Aramızdaki sessizlik uzayınca daha fazla dayanamayıp ona baktım, bana bakmadığını sanarken yanıldım. Onun da bana baktığını fark ettiğimde yüzüme müthiş bir hızla sıcaklık bastı. Kısmış olduğu sarıya çalan kahverengi gözlerinin etrafını kan toplamıştı. Bana öyle değişik bakıyordu ki anlamlandırmam mümkün değildi. Düşünme yetim ortadan kaybolmuştu bir anda. Gözleri gözlerime değdikçe kalbim bağımsızlığını ilan edip ona doğru koşuyordu.

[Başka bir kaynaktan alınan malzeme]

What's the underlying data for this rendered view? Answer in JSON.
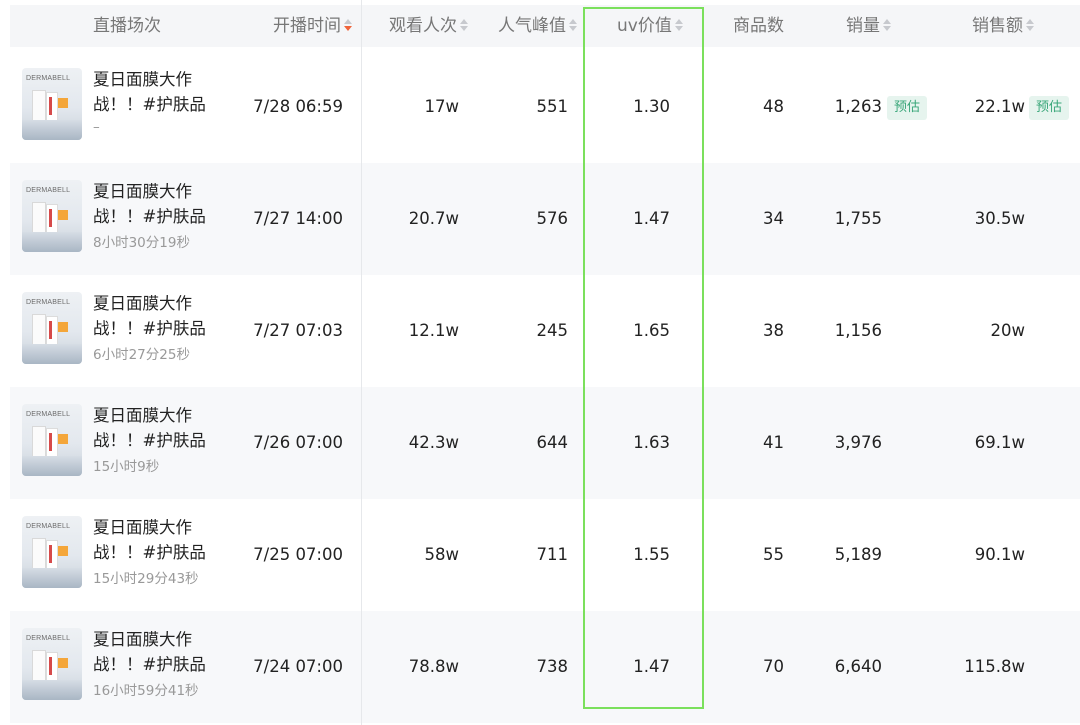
{
  "header": {
    "col_title": "直播场次",
    "col_time": "开播时间",
    "col_views": "观看人次",
    "col_peak": "人气峰值",
    "col_uv": "uv价值",
    "col_products": "商品数",
    "col_sales": "销量",
    "col_revenue": "销售额"
  },
  "thumb": {
    "brand_text": "DERMABELL"
  },
  "badge_label": "预估",
  "rows": [
    {
      "title": "夏日面膜大作战！！#护肤品",
      "duration": "–",
      "time": "7/28 06:59",
      "views": "17w",
      "peak": "551",
      "uv": "1.30",
      "products": "48",
      "sales": "1,263",
      "revenue": "22.1w"
    },
    {
      "title": "夏日面膜大作战！！#护肤品",
      "duration": "8小时30分19秒",
      "time": "7/27 14:00",
      "views": "20.7w",
      "peak": "576",
      "uv": "1.47",
      "products": "34",
      "sales": "1,755",
      "revenue": "30.5w"
    },
    {
      "title": "夏日面膜大作战！！#护肤品",
      "duration": "6小时27分25秒",
      "time": "7/27 07:03",
      "views": "12.1w",
      "peak": "245",
      "uv": "1.65",
      "products": "38",
      "sales": "1,156",
      "revenue": "20w"
    },
    {
      "title": "夏日面膜大作战！！#护肤品",
      "duration": "15小时9秒",
      "time": "7/26 07:00",
      "views": "42.3w",
      "peak": "644",
      "uv": "1.63",
      "products": "41",
      "sales": "3,976",
      "revenue": "69.1w"
    },
    {
      "title": "夏日面膜大作战！！#护肤品",
      "duration": "15小时29分43秒",
      "time": "7/25 07:00",
      "views": "58w",
      "peak": "711",
      "uv": "1.55",
      "products": "55",
      "sales": "5,189",
      "revenue": "90.1w"
    },
    {
      "title": "夏日面膜大作战！！#护肤品",
      "duration": "16小时59分41秒",
      "time": "7/24 07:00",
      "views": "78.8w",
      "peak": "738",
      "uv": "1.47",
      "products": "70",
      "sales": "6,640",
      "revenue": "115.8w"
    }
  ],
  "colors": {
    "highlight": "#7be05c",
    "sort_active": "#f0643a",
    "badge_text": "#3aa77a",
    "badge_bg": "#e6f4ee"
  }
}
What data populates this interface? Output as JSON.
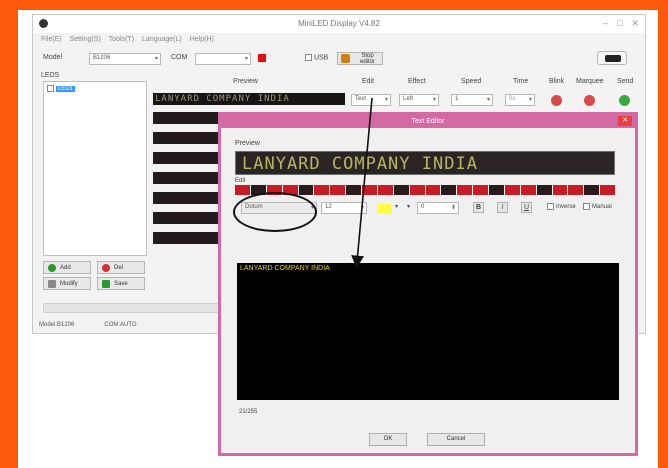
{
  "window": {
    "title": "MiniLED Display V4.82",
    "controls": [
      "–",
      "□",
      "✕"
    ]
  },
  "menu": [
    "File(E)",
    "Setting(S)",
    "Tools(T)",
    "Language(L)",
    "Help(H)"
  ],
  "toolbar": {
    "model_label": "Model",
    "model_value": "B1206",
    "com_label": "COM",
    "usb_label": "USB",
    "stop_button": "Stop editor",
    "port_color": "#e01010"
  },
  "leds": {
    "label": "LEDS",
    "item": "LED1"
  },
  "columns": [
    "Preview",
    "Edit",
    "Effect",
    "Speed",
    "Time",
    "Blink",
    "Marquee",
    "Send"
  ],
  "row1": {
    "preview_text": "LANYARD COMPANY INDIA",
    "edit_button": "Text",
    "effect_value": "Left",
    "speed_value": "1",
    "time_value": "0s"
  },
  "side_buttons": [
    {
      "icon": "add-icon",
      "label": "Add",
      "color": "#2a9a2a"
    },
    {
      "icon": "delete-icon",
      "label": "Del",
      "color": "#d83030"
    },
    {
      "icon": "modify-icon",
      "label": "Modify",
      "color": "#666666"
    },
    {
      "icon": "save-icon",
      "label": "Save",
      "color": "#2a9a2a"
    }
  ],
  "status": {
    "model": "Model:B1206",
    "com": "COM:AUTO"
  },
  "dialog": {
    "title": "Text Editor",
    "preview_label": "Preview",
    "preview_text": "LANYARD COMPANY INDIA",
    "edit_label": "Edit",
    "font_value": "Dotum",
    "size_value": "12",
    "offset_value": "0",
    "bold_label": "B",
    "italic_label": "I",
    "underline_label": "U",
    "inverse_label": "Inverse",
    "manual_label": "Manual",
    "text_color": "#ffff40",
    "editor_text": "LANYARD COMPANY INDIA",
    "char_count": "21/255",
    "ok_button": "OK",
    "cancel_button": "Cancel"
  }
}
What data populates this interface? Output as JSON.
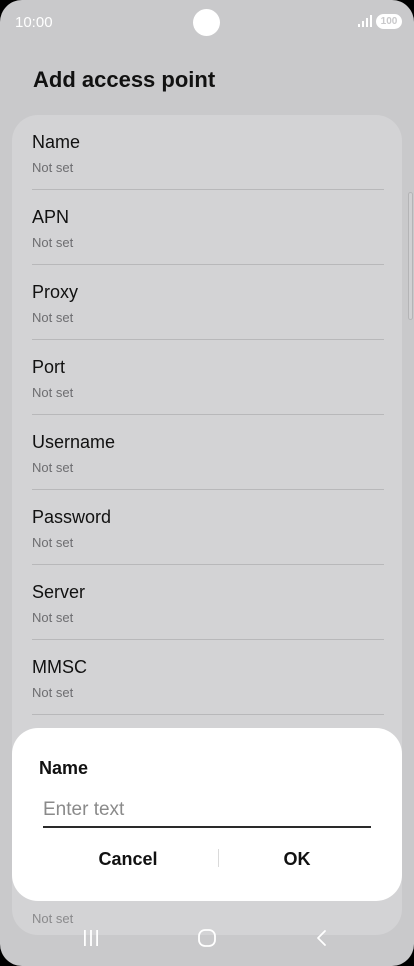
{
  "status_bar": {
    "time": "10:00",
    "battery": "100",
    "icons": [
      "signal-icon",
      "battery-icon"
    ]
  },
  "page": {
    "title": "Add access point"
  },
  "fields": [
    {
      "label": "Name",
      "value": "Not set"
    },
    {
      "label": "APN",
      "value": "Not set"
    },
    {
      "label": "Proxy",
      "value": "Not set"
    },
    {
      "label": "Port",
      "value": "Not set"
    },
    {
      "label": "Username",
      "value": "Not set"
    },
    {
      "label": "Password",
      "value": "Not set"
    },
    {
      "label": "Server",
      "value": "Not set"
    },
    {
      "label": "MMSC",
      "value": "Not set"
    }
  ],
  "obscured_value": "Not set",
  "dialog": {
    "title": "Name",
    "input_value": "",
    "input_placeholder": "Enter text",
    "cancel_label": "Cancel",
    "ok_label": "OK"
  },
  "nav_bar": {
    "icons": [
      "recents-icon",
      "home-icon",
      "back-icon"
    ]
  },
  "colors": {
    "dimmed_background": "#c9c9cb",
    "card": "#d3d3d5",
    "dialog": "#ffffff",
    "text_primary": "#111111",
    "text_secondary": "#6d6d70"
  }
}
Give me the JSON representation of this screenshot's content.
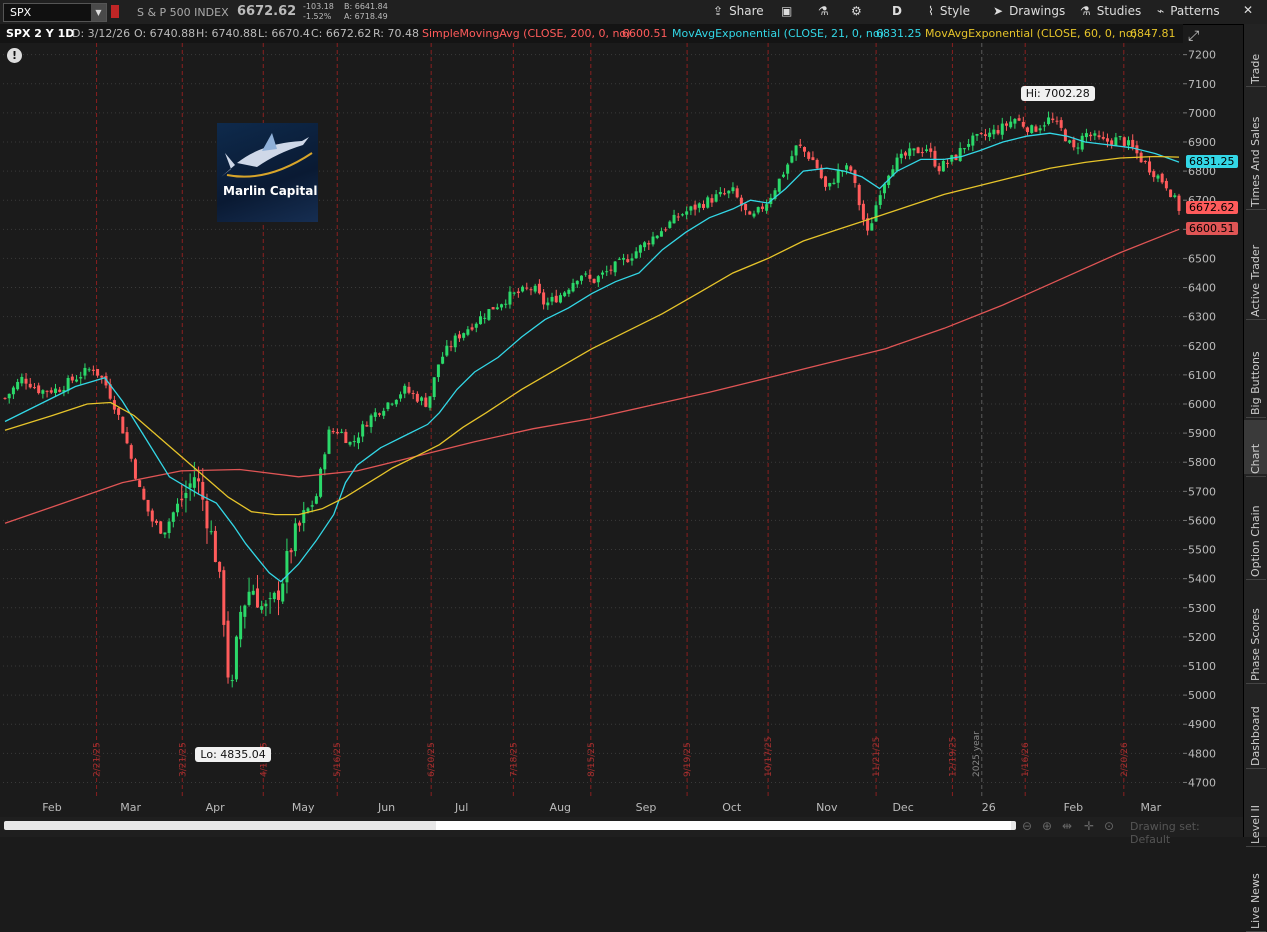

Elindeki yarılamış olduğu sigarasını içi gidiyormuş gibi dudaklarına götürdü, bana baka baka derin bir nefes çekti. Ardından sigarayı dudaklarından uzaklaştırıp dumanını yüzüme doğru yavaşça üfledi. Yaşadığım şokun etkisiyle büyülenmiş olduğum için bu hareketi irkilmemi sağladı. Ona çok fazla kapılıyordum. Her hareketiyle beni kendisine bağımlı hâle getirmeyi nasıl başarıyordu anlamış değildim.

Onu sevdiğimi nasıl öğrenmişti çok merak ediyordum. Özellikle Yağmur'dan şüpheleniyordum. Onda böyle bir halt yiyecek potansiyel vardı çünkü. Özellikle numaramı Altay'a verip bizi WhatsApp'tan konuşturduktan sonra ben Yağmur'dan her türlü hamleyi bekliyordum. Dayanamayıp merak ettiğim soruyu utana sıkıla sordum.

"Nasıl anladın bunu? Seni sevdiğimi kim söyledi sana?"

"Gözlerin söyledi bana."

Bu da ne demekti? Ben Yağmur söyledi, cümlesi beklerken bu da nereden çıkmıştı?

Günlerin yorgunluğundan olsa gerek ilk söylediğinde anlayamamıştım fakat çok geçmeden jetonum düşmüştü. Ellerim ayaklarım tutmayı bıraktı bir anda. Ben kendimi belli etmiş miydim bu kadar? Gözlerim o kadar mı onu görünce parlıyordu? Onu sevdiğimi gözlerimden ifade edeceğim kadar duygularımı dışarıya yansıttığımı bilmiyordum. Utanmaktan yerin dibine girecektim birazdan. Bakışlarımı kaçırdığımda gözlerimiz arasındaki sarsılmaz bağ kopmuştu.